According to ReVision, the Occular system uses a miniature camera mounted on a wireless headset to capture visual information from the user’s surroundings. The captured data is then transmitted to a brain implant, which stimulates neurons in the visual cortex in specific patterns. These patterns are interpreted by the brain as points of light, which combine to form simple visual representations. While the technology does not aim to restore normal sight, the resulting signals could allow users to identify objects, perceive obstacles, and navigate their environment.

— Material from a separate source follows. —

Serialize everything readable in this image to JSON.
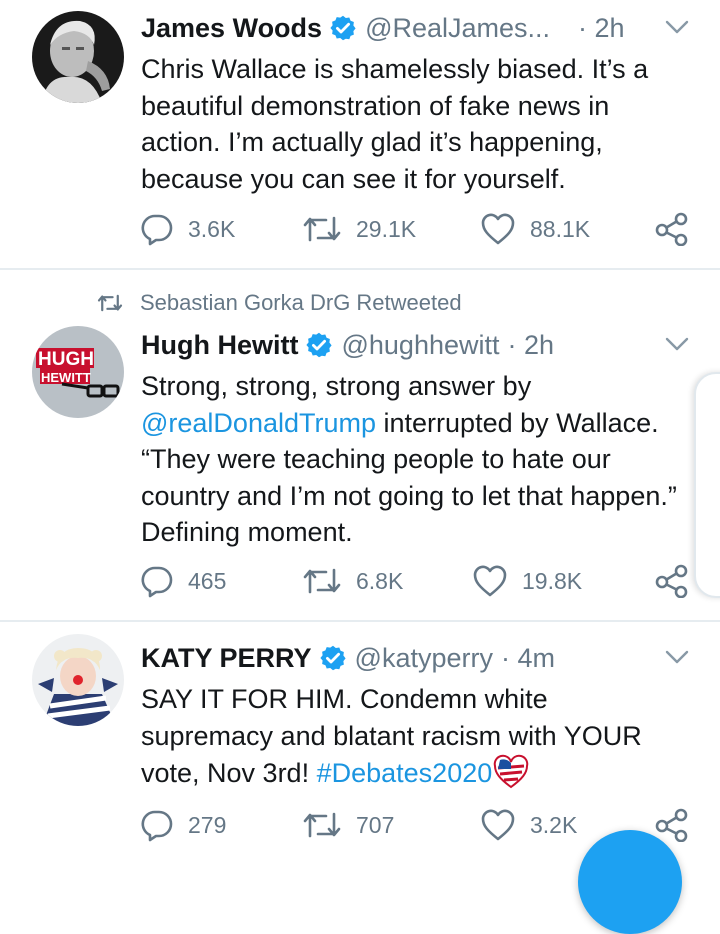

Development of the Occular system began in 2020, and the company says it has undergone extensive preclinical testing, including animal studies lasting more than 2 years. ReVision Implant says it has prioritized long-term device performance and durability from the earliest stages of development.
Receiving FDA Breakthrough Device designation provides the company with a faster and more collaborative regulatory pathway. The designation allows ReVision Implant to receive early feedback from regulators on clinical trial protocols, data requirements, and regulatory strategy, while also granting access to the FDA’s Total Product Life-Cycle Advisory Program (TAP) Pilot.
The company plans to conduct an initial short-term clinical test during a scheduled brain surgery in October 2026. If regulatory approvals are obtained, early-stage human clinical trials involving blind volunteers could begin as soon as summer 2027.
Because the implant stimulates the visual cortex directly, ReVision says the technology may be applicable to a broad range of blindness causes, including retinal degeneration and optic nerve damage. ReVision estimates that, if clinical trials are successful, the system could eventually benefit around 650,000 patients in the United States and European Union who currently have no effective treatment options.
“While cochlear implants have transformed treatment for hearing loss, there is still no widely available neuroprosthetic solution for restoring vision,” said Frederik Ceyssens, CEO of ReVision Implant. “Our aim is to provide people living with severe blindness with functional vision that improves independence and quality of life.”